To Become
“They both silently listened to the water, which to them was not just water, but the voice of life, the voice of Being, the voice of perpetual becoming.”
—Hermann Hesse, Siddartha
2021 was a year for the ages. A blip in eternity, though profound in terms of a lifetime.
A year where seismic shifts rattled and reshaped our world. And for me, where life lessons demanded practice and mastery, lest they repeat themselves. Again and again.
Thankfully, each lesson brought me a step closer to who I am becoming.
The act of becoming can often be a journey of returning to our authentic self—who we came into this world as—perfectly designed, connected to Source, and filled with love.
Until life has its way with us and we add layers for protection. Like when we change to fit in, please others, and mask feelings of insecurity and self-doubt. To become your authentic self is to peel back those layers and let them fall away. It’s how you grow.
And it was my work this past year through a string of transformative experiences that helped me drop my layers, one by one.
The first ones fell aside quickly; they were mostly habits added over time in the spirit of go-along-to-get-along. Inspiration would arrive and lead me to release what no longer felt good, like drinking wine with dinner, watching TV, saying yes when I preferred no, fitting in by playing small and contorting myself to meet other people’s expectations of me.
One of these experiences found me as I was searching for “age-appropriate” blue jeans. Over the years, I’ve spent umpteen hours and dollars shopping stylish brands to look polished post-50. But they’d all end up on a shelf, gifted or donated. Until I finally gave up and gave in to my long-held love of Silver jeans, found in the juniors’ section of most department stores.

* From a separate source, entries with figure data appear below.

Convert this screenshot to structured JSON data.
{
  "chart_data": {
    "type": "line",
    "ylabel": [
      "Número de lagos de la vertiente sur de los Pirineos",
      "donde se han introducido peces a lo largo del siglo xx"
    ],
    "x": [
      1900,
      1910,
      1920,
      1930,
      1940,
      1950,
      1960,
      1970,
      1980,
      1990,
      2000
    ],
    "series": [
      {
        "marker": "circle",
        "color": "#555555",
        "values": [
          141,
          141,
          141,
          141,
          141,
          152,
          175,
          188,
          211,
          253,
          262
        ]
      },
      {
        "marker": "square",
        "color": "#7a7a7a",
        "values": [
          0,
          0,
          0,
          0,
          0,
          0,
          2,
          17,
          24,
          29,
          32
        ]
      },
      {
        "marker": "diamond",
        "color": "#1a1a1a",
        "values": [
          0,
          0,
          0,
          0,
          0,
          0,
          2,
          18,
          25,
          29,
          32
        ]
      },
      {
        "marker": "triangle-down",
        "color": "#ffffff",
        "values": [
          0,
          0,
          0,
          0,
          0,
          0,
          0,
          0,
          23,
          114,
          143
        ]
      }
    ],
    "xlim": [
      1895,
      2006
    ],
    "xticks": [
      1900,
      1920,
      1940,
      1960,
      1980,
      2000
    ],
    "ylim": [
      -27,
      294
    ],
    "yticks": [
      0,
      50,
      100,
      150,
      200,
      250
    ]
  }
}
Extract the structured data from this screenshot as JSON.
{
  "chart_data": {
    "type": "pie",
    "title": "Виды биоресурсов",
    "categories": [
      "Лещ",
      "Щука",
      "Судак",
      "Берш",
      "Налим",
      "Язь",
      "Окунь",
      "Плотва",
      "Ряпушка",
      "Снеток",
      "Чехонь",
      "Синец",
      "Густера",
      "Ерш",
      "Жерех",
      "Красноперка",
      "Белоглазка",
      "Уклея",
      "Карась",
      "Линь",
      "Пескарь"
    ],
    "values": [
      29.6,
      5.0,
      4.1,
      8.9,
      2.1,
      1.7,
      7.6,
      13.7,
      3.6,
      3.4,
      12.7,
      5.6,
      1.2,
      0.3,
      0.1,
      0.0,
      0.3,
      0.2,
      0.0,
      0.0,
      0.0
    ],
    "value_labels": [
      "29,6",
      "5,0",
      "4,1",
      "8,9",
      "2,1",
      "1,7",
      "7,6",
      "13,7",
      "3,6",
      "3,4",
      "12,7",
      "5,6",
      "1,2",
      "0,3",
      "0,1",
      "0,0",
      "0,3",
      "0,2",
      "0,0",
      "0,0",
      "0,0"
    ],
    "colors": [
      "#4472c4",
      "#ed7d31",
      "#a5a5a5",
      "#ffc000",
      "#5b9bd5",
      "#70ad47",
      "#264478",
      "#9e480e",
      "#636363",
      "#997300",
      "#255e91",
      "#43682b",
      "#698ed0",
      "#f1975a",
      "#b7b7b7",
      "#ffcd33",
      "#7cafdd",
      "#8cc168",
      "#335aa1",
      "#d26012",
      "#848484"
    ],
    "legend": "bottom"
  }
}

A few weeks back I pulled on a new pair, faded with ripped holes, before heading to lunch at a Des Moines cafe. I wore my hair down that day, revealing shades of silver that juxtaposed my youthful Silver jeans.

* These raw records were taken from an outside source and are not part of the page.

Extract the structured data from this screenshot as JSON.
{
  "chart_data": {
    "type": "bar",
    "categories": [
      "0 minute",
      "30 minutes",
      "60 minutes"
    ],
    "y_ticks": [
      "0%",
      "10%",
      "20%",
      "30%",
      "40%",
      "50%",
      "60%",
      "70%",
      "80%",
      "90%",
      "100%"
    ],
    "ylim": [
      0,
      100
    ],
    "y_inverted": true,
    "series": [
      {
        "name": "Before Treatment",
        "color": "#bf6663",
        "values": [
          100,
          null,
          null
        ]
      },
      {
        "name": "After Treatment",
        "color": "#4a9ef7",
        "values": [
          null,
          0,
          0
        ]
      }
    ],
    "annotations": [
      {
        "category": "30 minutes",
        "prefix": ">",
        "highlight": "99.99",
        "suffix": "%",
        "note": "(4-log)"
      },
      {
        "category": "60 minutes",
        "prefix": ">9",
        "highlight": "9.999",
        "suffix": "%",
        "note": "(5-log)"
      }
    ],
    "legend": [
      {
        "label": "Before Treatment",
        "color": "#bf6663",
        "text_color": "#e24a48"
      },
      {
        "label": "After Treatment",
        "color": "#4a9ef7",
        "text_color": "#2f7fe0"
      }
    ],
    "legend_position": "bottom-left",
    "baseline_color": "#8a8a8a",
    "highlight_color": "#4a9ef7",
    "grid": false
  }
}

As I left the cafe, a woman called out, “Lean!”
I turned around to see Rachel, an acquaintance from years ago. She walked towards me and said, “I spotted you in line and wondered, who’s that teenager?”

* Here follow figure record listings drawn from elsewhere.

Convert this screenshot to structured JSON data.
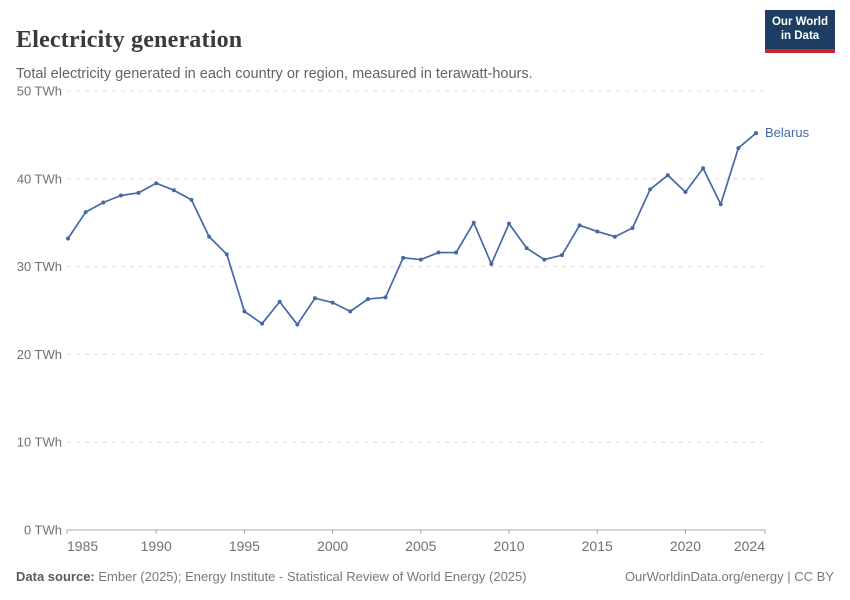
{
  "header": {
    "title": "Electricity generation",
    "subtitle": "Total electricity generated in each country or region, measured in terawatt-hours.",
    "logo": {
      "line1": "Our World",
      "line2": "in Data",
      "bg_color": "#1d3d63",
      "accent_color": "#c8262d"
    }
  },
  "chart_data": {
    "type": "line",
    "title": "Electricity generation",
    "unit": "terawatt-hours",
    "grid": "horizontal-dashed",
    "legend_position": "end-of-line-label",
    "xlim": [
      1985,
      2024
    ],
    "ylim": [
      0,
      50
    ],
    "x_ticks": [
      1985,
      1990,
      1995,
      2000,
      2005,
      2010,
      2015,
      2020,
      2024
    ],
    "y_ticks": [
      0,
      10,
      20,
      30,
      40,
      50
    ],
    "y_tick_suffix": " TWh",
    "x": [
      1985,
      1986,
      1987,
      1988,
      1989,
      1990,
      1991,
      1992,
      1993,
      1994,
      1995,
      1996,
      1997,
      1998,
      1999,
      2000,
      2001,
      2002,
      2003,
      2004,
      2005,
      2006,
      2007,
      2008,
      2009,
      2010,
      2011,
      2012,
      2013,
      2014,
      2015,
      2016,
      2017,
      2018,
      2019,
      2020,
      2021,
      2022,
      2023,
      2024
    ],
    "series": [
      {
        "name": "Belarus",
        "color": "#4668a7",
        "values": [
          33.2,
          36.2,
          37.3,
          38.1,
          38.4,
          39.5,
          38.7,
          37.6,
          33.4,
          31.4,
          24.9,
          23.5,
          26.0,
          23.4,
          26.4,
          25.9,
          24.9,
          26.3,
          26.5,
          31.0,
          30.8,
          31.6,
          31.6,
          35.0,
          30.3,
          34.9,
          32.1,
          30.8,
          31.3,
          34.7,
          34.0,
          33.4,
          34.4,
          38.8,
          40.4,
          38.5,
          41.2,
          37.1,
          43.5,
          45.2
        ]
      }
    ]
  },
  "footer": {
    "datasource_label": "Data source:",
    "datasource_text": "Ember (2025); Energy Institute - Statistical Review of World Energy (2025)",
    "license_text": "OurWorldinData.org/energy | CC BY"
  },
  "colors": {
    "gridline": "#dcdcdc",
    "axis": "#a8a8a8",
    "tick_label": "#707070"
  }
}
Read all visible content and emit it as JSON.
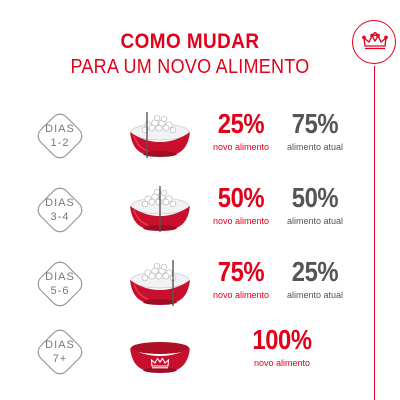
{
  "header": {
    "title_line1": "COMO MUDAR",
    "title_line2": "PARA UM NOVO ALIMENTO"
  },
  "logo": {
    "icon": "crown-icon",
    "color": "#e2001a"
  },
  "colors": {
    "accent": "#e2001a",
    "grey_text": "#555555",
    "bowl_food": "#f2f2f2"
  },
  "steps": [
    {
      "day_word": "DIAS",
      "day_range": "1-2",
      "new_pct": "25%",
      "new_label": "novo alimento",
      "cur_pct": "75%",
      "cur_label": "alimento atual",
      "new_share": 0.25
    },
    {
      "day_word": "DIAS",
      "day_range": "3-4",
      "new_pct": "50%",
      "new_label": "novo alimento",
      "cur_pct": "50%",
      "cur_label": "alimento atual",
      "new_share": 0.5
    },
    {
      "day_word": "DIAS",
      "day_range": "5-6",
      "new_pct": "75%",
      "new_label": "novo alimento",
      "cur_pct": "25%",
      "cur_label": "alimento atual",
      "new_share": 0.75
    },
    {
      "day_word": "DIAS",
      "day_range": "7+",
      "new_pct": "100%",
      "new_label": "novo alimento",
      "new_share": 1.0
    }
  ]
}
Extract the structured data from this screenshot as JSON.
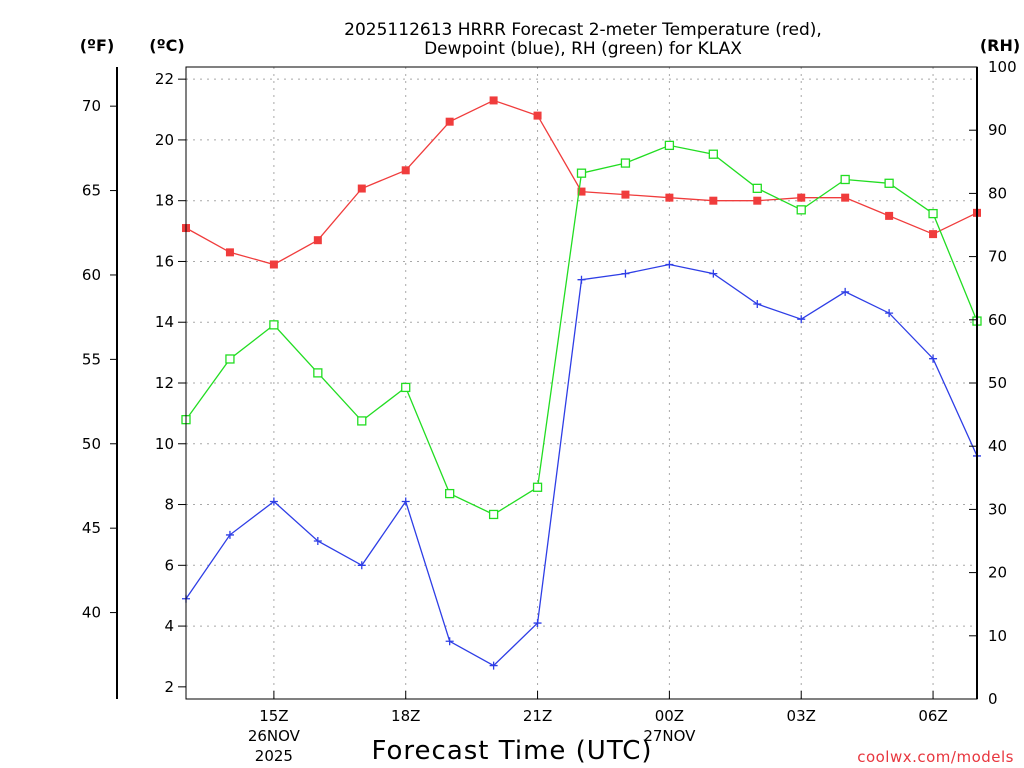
{
  "chart_data": {
    "type": "line",
    "title_line1": "2025112613 HRRR Forecast 2-meter Temperature (red),",
    "title_line2": "Dewpoint (blue), RH (green) for KLAX",
    "xlabel": "Forecast Time (UTC)",
    "credit": "coolwx.com/models",
    "units": {
      "fahrenheit": "(ºF)",
      "celsius": "(ºC)",
      "rh": "(RH)"
    },
    "x_hours": [
      13,
      14,
      15,
      16,
      17,
      18,
      19,
      20,
      21,
      22,
      23,
      24,
      25,
      26,
      27,
      28,
      29,
      30,
      31
    ],
    "xlim": [
      13,
      31
    ],
    "x_ticks": [
      {
        "hour": 15,
        "label": "15Z",
        "date": "26NOV",
        "year": "2025"
      },
      {
        "hour": 18,
        "label": "18Z",
        "date": "",
        "year": ""
      },
      {
        "hour": 21,
        "label": "21Z",
        "date": "",
        "year": ""
      },
      {
        "hour": 24,
        "label": "00Z",
        "date": "27NOV",
        "year": ""
      },
      {
        "hour": 27,
        "label": "03Z",
        "date": "",
        "year": ""
      },
      {
        "hour": 30,
        "label": "06Z",
        "date": "",
        "year": ""
      }
    ],
    "ylim_celsius": [
      1.6,
      22.4
    ],
    "y_celsius_ticks": [
      2,
      4,
      6,
      8,
      10,
      12,
      14,
      16,
      18,
      20,
      22
    ],
    "y_fahrenheit_ticks": [
      40,
      45,
      50,
      55,
      60,
      65,
      70
    ],
    "ylim_rh": [
      0,
      100
    ],
    "y_rh_ticks": [
      0,
      10,
      20,
      30,
      40,
      50,
      60,
      70,
      80,
      90,
      100
    ],
    "grid": true,
    "series": [
      {
        "name": "2-meter Temperature",
        "axis": "celsius",
        "color": "#f03c3c",
        "marker": "filled-square",
        "values": [
          17.1,
          16.3,
          15.9,
          16.7,
          18.4,
          19.0,
          20.6,
          21.3,
          20.8,
          18.3,
          18.2,
          18.1,
          18.0,
          18.0,
          18.1,
          18.1,
          17.5,
          16.9,
          17.6
        ]
      },
      {
        "name": "Dewpoint",
        "axis": "celsius",
        "color": "#2e3ee6",
        "marker": "plus",
        "values": [
          4.9,
          7.0,
          8.1,
          6.8,
          6.0,
          8.1,
          3.5,
          2.7,
          4.1,
          15.4,
          15.6,
          15.9,
          15.6,
          14.6,
          14.1,
          15.0,
          14.3,
          12.8,
          9.6
        ]
      },
      {
        "name": "Relative Humidity",
        "axis": "rh",
        "color": "#22dd22",
        "marker": "open-square",
        "values": [
          44.2,
          53.8,
          59.2,
          51.6,
          44.0,
          49.3,
          32.5,
          29.2,
          33.5,
          83.2,
          84.8,
          87.6,
          86.2,
          80.8,
          77.4,
          82.2,
          81.6,
          76.8,
          59.8
        ]
      }
    ]
  }
}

I enjoyed the moment. At 58, I used to loathe being seen as someone trying too hard to look young. But honestly, these days, I could give a rat’s ass what others think about me.
And I try to give others the same courtesy. ‘You do you’ has become a favorite refrain.
The next layers were trickier. They were more subtle, under the surface where you have to dig deeper to discover what’s going on. For example, when I got cranky on a trip to Paris of all places–among the most beautiful women in the world. Only to root out long-held feelings of not-enoughness. I finally released them and created space to fall in love with myself just as I am.
But the final layer proved hardest. A shell to be chiseled away, with commensurate pain in the process.
What I realize now is that I’d spent a lifetime making decisions based on what other people wanted and needed, from deciding my college major to whether to take a job promotion, where to live, or go on vacation.
Until life unveiled a better way to choose, by presenting a fork in the road.
One option was to continue on my current path. With wonderful family and friends, a beautiful home. Time to do what I love. And the other called me West. To teach. To be free. To expand as a soul, unencumbered. To become.
I was torn and twisted, unsure how to decide. And so journaled to sort things out and find my “aha!” It arrived on the pages, bringing instant clarity and joy.
It was simple. When given an option, I need to choose myself. To stand up for what feels best for me, my soul, my life purpose–and do so from a place of love and compassion.
So next week, I head west for an extended adventure. To find what’s waiting for me in California. The people, the lessons, the truth. I don’t have much more plan than that, and I trust the path will be revealed step by step.
Some in my orbit now see me as something of a stranger. Without the layers, I no longer fit in quite like before. But there’s more beauty in those relationships that matter–with my people and myself.
2021 proved to be a bumper year for diving within to follow inner guidance and let old patterns slip away, feeling love and joy flow in their place.
Life worked its magic. To choose yourself—to stand up and advocate for your happiness—doesn’t mean you love others less. It means you love yourself more.
Looking back from my new perch, I wouldn’t change a thing. As I now travel happier and lighter, sans the clunky layers.
Full of love and compassion. Free to fly. Ready for more.